First full kitchen build

UKworkshop.co.uk

Help Support UKworkshop.co.uk:

This site may earn a commission from merchant affiliate links, including eBay, Amazon, and others.

mahomo59

Established Member
Joined
31 Dec 2011
Messages
394
Reaction score
0
Location
Bristol
I have my first full kitchen build underway and so far so good, fingers crossed.
The gist of it...popular doors on butt hinges. I think I have the odd twist in the odd door. Therefore when closed the meeting of the doors are not spot on! What catches magnets etcwould you guys suggest? That look professional, like they should be not as an after because of door twist! Face frame are all internally flush with carcass.



 
Its hard to be sure doors are twisted when carcases are sitting on a workshop floor, it can be surprising how door fit alters when in site. Having said that, youve got the carcases and front frames all lined up so they are probably quire a good guide.

Its not really useful to disguise door twist with magnetics, it can be done with 2 catches, one at and one at bottom, or a stop at the bottom. However 2 catches on a base unit door is not good in operation, it needs quite a pull to open and if its the bottom of the door it will just stick out, nobody would bother to push the bottom in.

Adjusting the hinges in or out slightly can make the meeting stiles flush on a door pair. Its always best to fit the hinges initially with just one screw and then populate the others later, at the front or back of hole to suit adjustment needed.
 
Similar to Robin, if there's door twist, I normally try to offset the hinges, sometimes it works, double doors more of a pain... I find insetting all the doors and drawers behind the face-frame by say a millimetre gives this process more wiggle room.

If twist still showing, then I quickly move on and make a replacement door. I think why fight it... Done this a couple of times and I soon became a lot more picky about the door-frame preparation and glue-up!

Looking good...
 
On a cabinet I made recently with the doors the same as yours (flush to face of cabinet fitted on butts) the tops of the pair of doors fitted fine but the bottom of the LH door stuck out by a gnats whisker - less than 1mm.

I removed the door and sanded it out. You do end up sanding almost halfway up the door and most of the way back to the hinge side to make sure it doesn't show.

Probably a shocking cheat but it wasn't a paying job, it needed to be finished quickly and I'd had enough of it.
 
mahomo59":34d74tjl said:
I have my first full kitchen build underway and so far so good, fingers crossed.

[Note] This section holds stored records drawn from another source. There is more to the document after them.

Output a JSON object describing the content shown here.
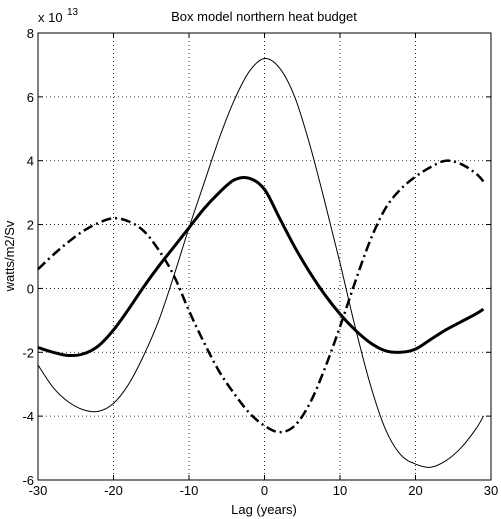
{
  "chart_data": {
    "type": "line",
    "title": "Box model northern heat budget",
    "xlabel": "Lag (years)",
    "ylabel": "watts/m2/Sv",
    "exponent_prefix": "x 10",
    "exponent_power": "13",
    "xlim": [
      -30,
      30
    ],
    "ylim": [
      -6,
      8
    ],
    "xticks": [
      -30,
      -20,
      -10,
      0,
      10,
      20,
      30
    ],
    "yticks": [
      -6,
      -4,
      -2,
      0,
      2,
      4,
      6,
      8
    ],
    "grid": true,
    "series": [
      {
        "style": "thin-solid",
        "x": [
          -30,
          -28,
          -26,
          -24,
          -22,
          -20,
          -18,
          -16,
          -14,
          -12,
          -10,
          -8,
          -6,
          -4,
          -2,
          0,
          2,
          4,
          6,
          8,
          10,
          12,
          14,
          16,
          18,
          20,
          22,
          24,
          26,
          28,
          29
        ],
        "y": [
          -2.4,
          -3.1,
          -3.55,
          -3.8,
          -3.85,
          -3.6,
          -3.0,
          -2.1,
          -1.0,
          0.4,
          1.9,
          3.3,
          4.7,
          5.9,
          6.8,
          7.2,
          6.9,
          6.0,
          4.5,
          2.7,
          0.8,
          -1.2,
          -3.0,
          -4.4,
          -5.2,
          -5.5,
          -5.6,
          -5.4,
          -5.0,
          -4.4,
          -4.0
        ]
      },
      {
        "style": "thick-solid",
        "x": [
          -30,
          -28,
          -26,
          -24,
          -22,
          -20,
          -18,
          -16,
          -14,
          -12,
          -10,
          -8,
          -6,
          -4,
          -2,
          0,
          2,
          4,
          6,
          8,
          10,
          12,
          14,
          16,
          18,
          20,
          22,
          24,
          26,
          28,
          29
        ],
        "y": [
          -1.85,
          -2.0,
          -2.1,
          -2.05,
          -1.8,
          -1.3,
          -0.65,
          0.05,
          0.7,
          1.3,
          1.9,
          2.5,
          3.0,
          3.4,
          3.45,
          3.1,
          2.2,
          1.3,
          0.5,
          -0.2,
          -0.8,
          -1.3,
          -1.7,
          -1.95,
          -2.0,
          -1.9,
          -1.6,
          -1.3,
          -1.05,
          -0.8,
          -0.65
        ]
      },
      {
        "style": "dash-dot",
        "x": [
          -30,
          -28,
          -26,
          -24,
          -22,
          -20,
          -18,
          -16,
          -14,
          -12,
          -10,
          -8,
          -6,
          -4,
          -2,
          0,
          2,
          4,
          6,
          8,
          10,
          12,
          14,
          16,
          18,
          20,
          22,
          24,
          26,
          28,
          29
        ],
        "y": [
          0.6,
          1.05,
          1.45,
          1.8,
          2.05,
          2.2,
          2.1,
          1.8,
          1.2,
          0.4,
          -0.7,
          -1.7,
          -2.6,
          -3.3,
          -3.9,
          -4.3,
          -4.5,
          -4.3,
          -3.6,
          -2.5,
          -1.2,
          0.2,
          1.5,
          2.5,
          3.1,
          3.5,
          3.8,
          4.0,
          3.9,
          3.6,
          3.35
        ]
      }
    ]
  }
}
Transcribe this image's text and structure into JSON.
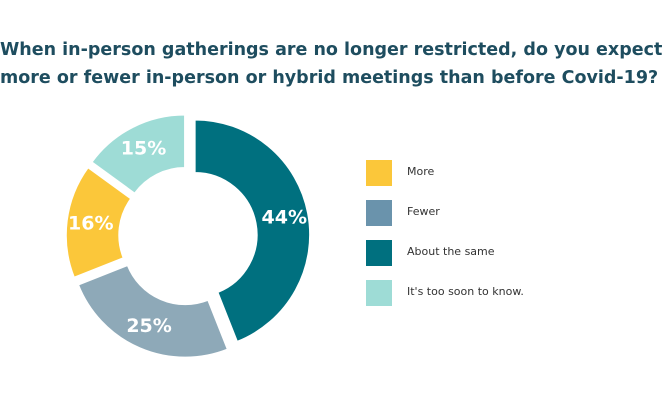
{
  "chart_data": {
    "type": "pie",
    "title_lines": [
      "When in-person gatherings are no longer restricted, do you expect",
      "more or fewer in-person or hybrid meetings than before Covid-19?"
    ],
    "categories": [
      "About the same",
      "Fewer",
      "More",
      "It's too soon to know."
    ],
    "values": [
      44,
      25,
      16,
      15
    ],
    "data_labels": [
      "44%",
      "25%",
      "16%",
      "15%"
    ],
    "colors": [
      "#00707f",
      "#8ea9b8",
      "#fbc73a",
      "#9edcd6"
    ],
    "donut": true,
    "legend_position": "right",
    "legend_order": [
      {
        "label": "More",
        "color": "#fbc73a"
      },
      {
        "label": "Fewer",
        "color": "#6a93ac"
      },
      {
        "label": "About the same",
        "color": "#00707f"
      },
      {
        "label": "It's too soon to know.",
        "color": "#9edcd6"
      }
    ]
  }
}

Is this a professional job? If so the very best of luck to you, I hope it leads to many more commissions.
 
Looking good. Agree with yetty, if its only one or two doors then I would remake them. They look heavy, give me a shout if you need someone to help with fitting it.
 
custard":36lgrxyp said:
mahomo59":36lgrxyp said:
I have my first full kitchen build underway and so far so good, fingers crossed.

Is this a professional job? If so the very best of luck to you, I hope it leads to many more commissions.

+1

Ps progress shots always welcome :D

You might find green mdf for panels easier for finishing.

I think drawer fronts are usually made with the stiles running through, by convention, however if painted It makes little difference.

I generally find tulipwood which has green streaks in it, or whitish, the best, mildest timber. Tulipwood that is a dirty grey I find woolly and poor quality.
 
Great guys. I'll keep the phots coming... Stiles and rails, thanks for pointing the drawer fronts out, what was I thinking!!! Must have been exceptionally hot the day they got made.
 
Re mrmdf - normally use the stuff over brown all the time. Robbins timber had a delivery the day I turned up and mrmdf buried deep in pallets...so I took the brown. Hoping it won't be too much trouble, I've been using Morrell for a few years now and love it. Sprays and hand coats very well. WB of course
 
One procedure you could include in the assembly of the units is before you fit the face frame is to stretch a string line across the carcase so it forms a X. The top string should gently press on the string underneath because they are both trying to occupy the same place.
Doing this will guarantee that both gables are set parallel to each other. you could also eyeball from one gable to the other to see if there is any run out. When you fit the face frame then you will know that any twist is in the door or the fastening of it.